A last-minute amendment was agreed that limited these provisions for the duration of martial law, however long that may be, but no-one would bet on their repeal thereafter.

These measures are the work of the regime being sustained by NATO, including British, arms. Ukrainian trade unionists and socialists have the right to form a bloc with this authoritarian government if they wish.  It is also true that Russian occupation would be still worse.

However, to write that the “aim of the trade unions and the socialists of the Social Movement is to ensure that a peace is created based upon trade union rights, workers’ control and public ownership” ignores that we are arming a government heading in precisely the opposite direction.  Solidarity with Ukrainian workers and socialists is vital, but it is not the same as solidarity with a Ukrainian regime which has done so much to divide Ukrainians along national and ethnic lines.

It is also a poor basis for the left here to formulate its policy towards war – in 2003 if one had spoken to Ahmed Chalabi or various Kurdish socialists one would have found support for the Anglo-American invasion of Iraq, as John will recall.  That would not have made it right.

And this is a war which our own government is, in effect, fighting.

John does not address this point – the policy he urges is essentially the same as that of the Tory Party, and its more belligerent elements. He would rightly not give Sunak, Johnson or Truss a minute’s credit on any other political issue. To assume that on the Ukraine war their policy somehow aligns with Ukrainian socialists and workers is illogical.

Sunak et al have of course no interest whatsoever in the rosy progressive perspectives for Ukraine which John sketches. They will back the prevalent authoritarian neoliberalism in Kyiv to the hilt. And it is a fact that those who depend on foreign arms depend also on their suppliers.

Washington and London will call the post-war tune in Ukraine, and it will not be socialist.  Under those circumstances, the claim by John’s interlocutors that they are against “imperialism east or west” is delusional. Like it or not they are aligned with NATO.

Labour MPs are not allowed to breathe a word against NATO by Starmer edict which certainly inhibits any serious attempt to analyse what has much of the markings of a proxy war between rival great powers.

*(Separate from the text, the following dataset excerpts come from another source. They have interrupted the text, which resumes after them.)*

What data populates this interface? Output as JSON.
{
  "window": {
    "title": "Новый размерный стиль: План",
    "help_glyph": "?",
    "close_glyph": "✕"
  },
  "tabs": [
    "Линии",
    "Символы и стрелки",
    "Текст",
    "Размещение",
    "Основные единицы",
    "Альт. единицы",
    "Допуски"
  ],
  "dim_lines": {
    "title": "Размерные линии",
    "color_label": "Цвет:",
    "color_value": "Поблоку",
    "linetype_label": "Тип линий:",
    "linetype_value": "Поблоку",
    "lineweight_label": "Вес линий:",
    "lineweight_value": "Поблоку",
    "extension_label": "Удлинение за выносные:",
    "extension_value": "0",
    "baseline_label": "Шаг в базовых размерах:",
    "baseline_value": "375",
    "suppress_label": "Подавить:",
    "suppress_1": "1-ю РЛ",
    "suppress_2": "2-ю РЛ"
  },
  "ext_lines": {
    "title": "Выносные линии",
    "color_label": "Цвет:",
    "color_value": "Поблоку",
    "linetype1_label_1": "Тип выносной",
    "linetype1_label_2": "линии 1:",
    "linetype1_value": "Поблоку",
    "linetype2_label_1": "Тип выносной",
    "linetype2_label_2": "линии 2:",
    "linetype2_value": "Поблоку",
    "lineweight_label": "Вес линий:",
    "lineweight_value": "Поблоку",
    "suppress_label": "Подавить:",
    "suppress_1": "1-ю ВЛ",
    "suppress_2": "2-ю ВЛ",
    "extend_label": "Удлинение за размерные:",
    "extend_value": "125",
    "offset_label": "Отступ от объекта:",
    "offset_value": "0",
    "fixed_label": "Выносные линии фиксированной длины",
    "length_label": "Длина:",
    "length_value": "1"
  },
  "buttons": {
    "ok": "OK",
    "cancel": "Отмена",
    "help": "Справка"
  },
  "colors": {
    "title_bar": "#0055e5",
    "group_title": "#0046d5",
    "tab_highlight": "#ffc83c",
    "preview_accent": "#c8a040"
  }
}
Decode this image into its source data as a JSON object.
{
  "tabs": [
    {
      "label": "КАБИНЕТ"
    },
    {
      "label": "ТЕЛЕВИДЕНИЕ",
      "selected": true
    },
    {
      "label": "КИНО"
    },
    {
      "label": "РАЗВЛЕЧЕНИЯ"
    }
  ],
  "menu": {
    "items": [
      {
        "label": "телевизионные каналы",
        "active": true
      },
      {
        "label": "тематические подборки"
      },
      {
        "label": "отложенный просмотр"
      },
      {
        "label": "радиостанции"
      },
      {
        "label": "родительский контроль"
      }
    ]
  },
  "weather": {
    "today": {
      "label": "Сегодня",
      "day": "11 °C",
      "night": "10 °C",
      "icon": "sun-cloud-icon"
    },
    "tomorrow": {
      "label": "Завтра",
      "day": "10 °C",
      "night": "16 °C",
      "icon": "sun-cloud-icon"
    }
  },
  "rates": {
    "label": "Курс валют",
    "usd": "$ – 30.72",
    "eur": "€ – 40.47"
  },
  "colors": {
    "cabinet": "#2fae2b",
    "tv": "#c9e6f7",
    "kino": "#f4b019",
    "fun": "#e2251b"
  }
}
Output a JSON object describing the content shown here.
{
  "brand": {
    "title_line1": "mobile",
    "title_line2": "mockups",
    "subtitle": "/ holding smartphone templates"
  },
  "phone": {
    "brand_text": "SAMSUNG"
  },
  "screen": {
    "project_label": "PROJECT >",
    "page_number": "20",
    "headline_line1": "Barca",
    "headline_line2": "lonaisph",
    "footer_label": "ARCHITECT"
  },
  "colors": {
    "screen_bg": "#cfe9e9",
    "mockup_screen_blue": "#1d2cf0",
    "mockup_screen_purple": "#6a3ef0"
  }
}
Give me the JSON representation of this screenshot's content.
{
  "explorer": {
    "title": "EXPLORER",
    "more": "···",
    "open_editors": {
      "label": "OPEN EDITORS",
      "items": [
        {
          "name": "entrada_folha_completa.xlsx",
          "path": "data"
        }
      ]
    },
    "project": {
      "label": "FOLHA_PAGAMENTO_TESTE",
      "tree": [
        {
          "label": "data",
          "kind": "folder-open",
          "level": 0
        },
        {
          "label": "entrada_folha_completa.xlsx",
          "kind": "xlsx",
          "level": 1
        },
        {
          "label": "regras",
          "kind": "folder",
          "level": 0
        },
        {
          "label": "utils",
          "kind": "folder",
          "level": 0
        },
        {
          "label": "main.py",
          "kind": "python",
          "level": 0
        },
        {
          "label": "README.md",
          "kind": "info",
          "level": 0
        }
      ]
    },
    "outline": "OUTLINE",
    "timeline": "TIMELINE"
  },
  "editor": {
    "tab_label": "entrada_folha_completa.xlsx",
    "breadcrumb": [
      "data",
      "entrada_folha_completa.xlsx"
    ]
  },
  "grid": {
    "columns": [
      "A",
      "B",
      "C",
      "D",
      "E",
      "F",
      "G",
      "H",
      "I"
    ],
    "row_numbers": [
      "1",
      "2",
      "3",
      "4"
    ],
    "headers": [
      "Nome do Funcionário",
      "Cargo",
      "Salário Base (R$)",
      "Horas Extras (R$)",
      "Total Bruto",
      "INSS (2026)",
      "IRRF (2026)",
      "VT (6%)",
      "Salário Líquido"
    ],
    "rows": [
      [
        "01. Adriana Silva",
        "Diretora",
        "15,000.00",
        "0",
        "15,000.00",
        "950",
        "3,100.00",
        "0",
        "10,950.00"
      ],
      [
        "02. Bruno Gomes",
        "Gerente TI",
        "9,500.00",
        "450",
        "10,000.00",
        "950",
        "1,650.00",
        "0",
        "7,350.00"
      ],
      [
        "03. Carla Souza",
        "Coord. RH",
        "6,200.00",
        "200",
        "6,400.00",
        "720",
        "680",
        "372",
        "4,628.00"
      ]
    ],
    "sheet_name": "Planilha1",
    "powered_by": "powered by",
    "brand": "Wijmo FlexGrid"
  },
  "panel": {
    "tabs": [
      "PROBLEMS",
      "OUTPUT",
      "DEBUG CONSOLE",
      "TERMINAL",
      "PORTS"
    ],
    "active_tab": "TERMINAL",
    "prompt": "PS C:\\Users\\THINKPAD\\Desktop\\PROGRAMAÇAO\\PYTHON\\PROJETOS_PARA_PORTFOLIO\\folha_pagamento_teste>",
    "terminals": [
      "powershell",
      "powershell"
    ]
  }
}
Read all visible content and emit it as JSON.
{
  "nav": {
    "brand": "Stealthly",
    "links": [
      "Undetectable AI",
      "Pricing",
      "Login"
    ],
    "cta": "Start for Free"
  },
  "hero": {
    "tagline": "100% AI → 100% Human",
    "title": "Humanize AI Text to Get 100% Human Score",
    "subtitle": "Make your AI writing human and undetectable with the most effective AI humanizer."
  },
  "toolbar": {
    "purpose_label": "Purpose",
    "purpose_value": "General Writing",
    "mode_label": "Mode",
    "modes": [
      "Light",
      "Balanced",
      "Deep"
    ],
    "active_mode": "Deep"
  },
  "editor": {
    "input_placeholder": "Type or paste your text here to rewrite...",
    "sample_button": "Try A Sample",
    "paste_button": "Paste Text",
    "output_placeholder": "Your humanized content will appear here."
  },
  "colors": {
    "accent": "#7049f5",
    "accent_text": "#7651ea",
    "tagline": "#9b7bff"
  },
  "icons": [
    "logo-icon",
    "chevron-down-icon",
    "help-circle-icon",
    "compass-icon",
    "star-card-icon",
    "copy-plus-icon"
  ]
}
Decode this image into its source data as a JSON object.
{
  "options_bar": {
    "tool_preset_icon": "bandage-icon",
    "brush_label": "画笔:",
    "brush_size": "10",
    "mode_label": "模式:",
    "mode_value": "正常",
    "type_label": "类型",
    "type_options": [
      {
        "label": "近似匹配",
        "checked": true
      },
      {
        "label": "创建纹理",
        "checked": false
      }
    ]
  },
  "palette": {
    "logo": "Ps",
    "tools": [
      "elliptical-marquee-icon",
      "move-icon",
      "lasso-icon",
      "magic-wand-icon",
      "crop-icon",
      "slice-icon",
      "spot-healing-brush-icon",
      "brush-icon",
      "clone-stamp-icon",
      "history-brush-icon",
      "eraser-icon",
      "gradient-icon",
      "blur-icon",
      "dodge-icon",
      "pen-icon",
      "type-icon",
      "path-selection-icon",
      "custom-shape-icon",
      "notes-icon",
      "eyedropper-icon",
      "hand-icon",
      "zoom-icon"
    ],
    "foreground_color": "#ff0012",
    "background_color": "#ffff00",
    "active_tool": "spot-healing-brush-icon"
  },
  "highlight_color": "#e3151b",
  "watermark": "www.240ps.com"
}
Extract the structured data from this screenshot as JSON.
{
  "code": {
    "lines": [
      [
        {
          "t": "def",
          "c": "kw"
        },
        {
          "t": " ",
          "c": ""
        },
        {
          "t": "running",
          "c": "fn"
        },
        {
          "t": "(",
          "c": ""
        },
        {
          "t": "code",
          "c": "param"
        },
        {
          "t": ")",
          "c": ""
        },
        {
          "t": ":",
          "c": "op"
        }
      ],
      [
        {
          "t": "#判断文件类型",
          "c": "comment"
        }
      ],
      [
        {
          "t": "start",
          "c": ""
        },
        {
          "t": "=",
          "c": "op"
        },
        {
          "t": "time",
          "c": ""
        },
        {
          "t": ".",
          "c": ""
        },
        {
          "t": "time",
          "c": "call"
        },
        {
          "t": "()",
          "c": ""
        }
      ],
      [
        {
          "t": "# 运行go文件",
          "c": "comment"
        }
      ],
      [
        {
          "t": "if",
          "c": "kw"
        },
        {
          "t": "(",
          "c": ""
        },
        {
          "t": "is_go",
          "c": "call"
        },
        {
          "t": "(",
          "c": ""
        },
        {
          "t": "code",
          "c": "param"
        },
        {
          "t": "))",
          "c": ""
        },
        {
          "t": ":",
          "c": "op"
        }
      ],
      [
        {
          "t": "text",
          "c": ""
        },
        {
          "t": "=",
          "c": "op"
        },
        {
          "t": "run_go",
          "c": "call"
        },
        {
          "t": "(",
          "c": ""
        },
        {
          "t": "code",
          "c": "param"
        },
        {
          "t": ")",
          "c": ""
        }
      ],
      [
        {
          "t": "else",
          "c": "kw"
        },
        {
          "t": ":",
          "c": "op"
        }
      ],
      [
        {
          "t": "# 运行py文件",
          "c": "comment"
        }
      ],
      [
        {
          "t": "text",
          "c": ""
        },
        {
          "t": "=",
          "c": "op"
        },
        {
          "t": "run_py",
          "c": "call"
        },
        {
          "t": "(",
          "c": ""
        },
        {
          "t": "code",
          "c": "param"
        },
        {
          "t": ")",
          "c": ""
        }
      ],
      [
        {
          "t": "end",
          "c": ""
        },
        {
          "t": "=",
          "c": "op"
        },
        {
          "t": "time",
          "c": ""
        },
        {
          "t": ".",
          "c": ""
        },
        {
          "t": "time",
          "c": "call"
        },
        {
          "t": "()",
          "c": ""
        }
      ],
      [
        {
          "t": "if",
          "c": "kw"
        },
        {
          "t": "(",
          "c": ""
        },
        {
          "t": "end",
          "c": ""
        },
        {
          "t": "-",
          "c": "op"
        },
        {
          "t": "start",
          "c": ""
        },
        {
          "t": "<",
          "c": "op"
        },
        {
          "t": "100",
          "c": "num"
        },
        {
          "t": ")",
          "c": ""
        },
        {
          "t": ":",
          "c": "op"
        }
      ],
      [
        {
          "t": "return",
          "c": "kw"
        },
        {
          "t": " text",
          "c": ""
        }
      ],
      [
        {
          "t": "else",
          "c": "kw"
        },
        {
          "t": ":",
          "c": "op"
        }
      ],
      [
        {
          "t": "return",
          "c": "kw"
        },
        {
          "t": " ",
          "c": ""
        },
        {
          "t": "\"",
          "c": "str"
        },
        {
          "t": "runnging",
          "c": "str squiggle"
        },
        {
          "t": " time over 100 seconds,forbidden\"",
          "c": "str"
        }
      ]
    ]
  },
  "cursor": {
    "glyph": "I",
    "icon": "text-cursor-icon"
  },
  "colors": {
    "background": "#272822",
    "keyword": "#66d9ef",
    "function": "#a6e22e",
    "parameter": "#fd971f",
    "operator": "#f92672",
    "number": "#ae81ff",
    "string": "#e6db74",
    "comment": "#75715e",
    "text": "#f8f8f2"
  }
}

And this is a programme for prolonged war. The arms which John wants dispatched to the front will not arrive there for many months at the earliest, and no expert believes they will actually force a conclusion either.

They will simply prolong the conflict and the suffering. And will they be used solely to stop further Russian incursion and to recover territory recently annexed by Moscow?  Or will they be used to drive on to the Crimea and the Donbas, liberating people who, as The Economist has acknowledged, “do not want to be liberated”?

All that is certain is that the question will not be answered by John, nor by the Ukrainian left, but by Zelensky and ultimately Biden.

There is an alternative, which John only acknowledges in passing.  That is peace negotiations. That is the position championed by China, India, Brazil, South Africa – even Saudi Arabia! In fact, it is what most of the world beyond NATO wants, as well as much of public opinion in Europe and the USA themselves.

Throwing our weight behind that demand is a political imperative for the left, particularly in a country which has played such a prominent part in stoking war and undermining peace negotiations over the last year.

Of course, peace will not by any means be easy to establish. Putin has much to answer for there. Sovereignty for Ukraine as well as self-determination for minorities, and security arrangements that work for all, will be key.

But putting our shoulders to that wheel is to deal with the real issue of the moment – stopping this war before it escalates disastrously – not indulging in speculations about post-war Ukraine.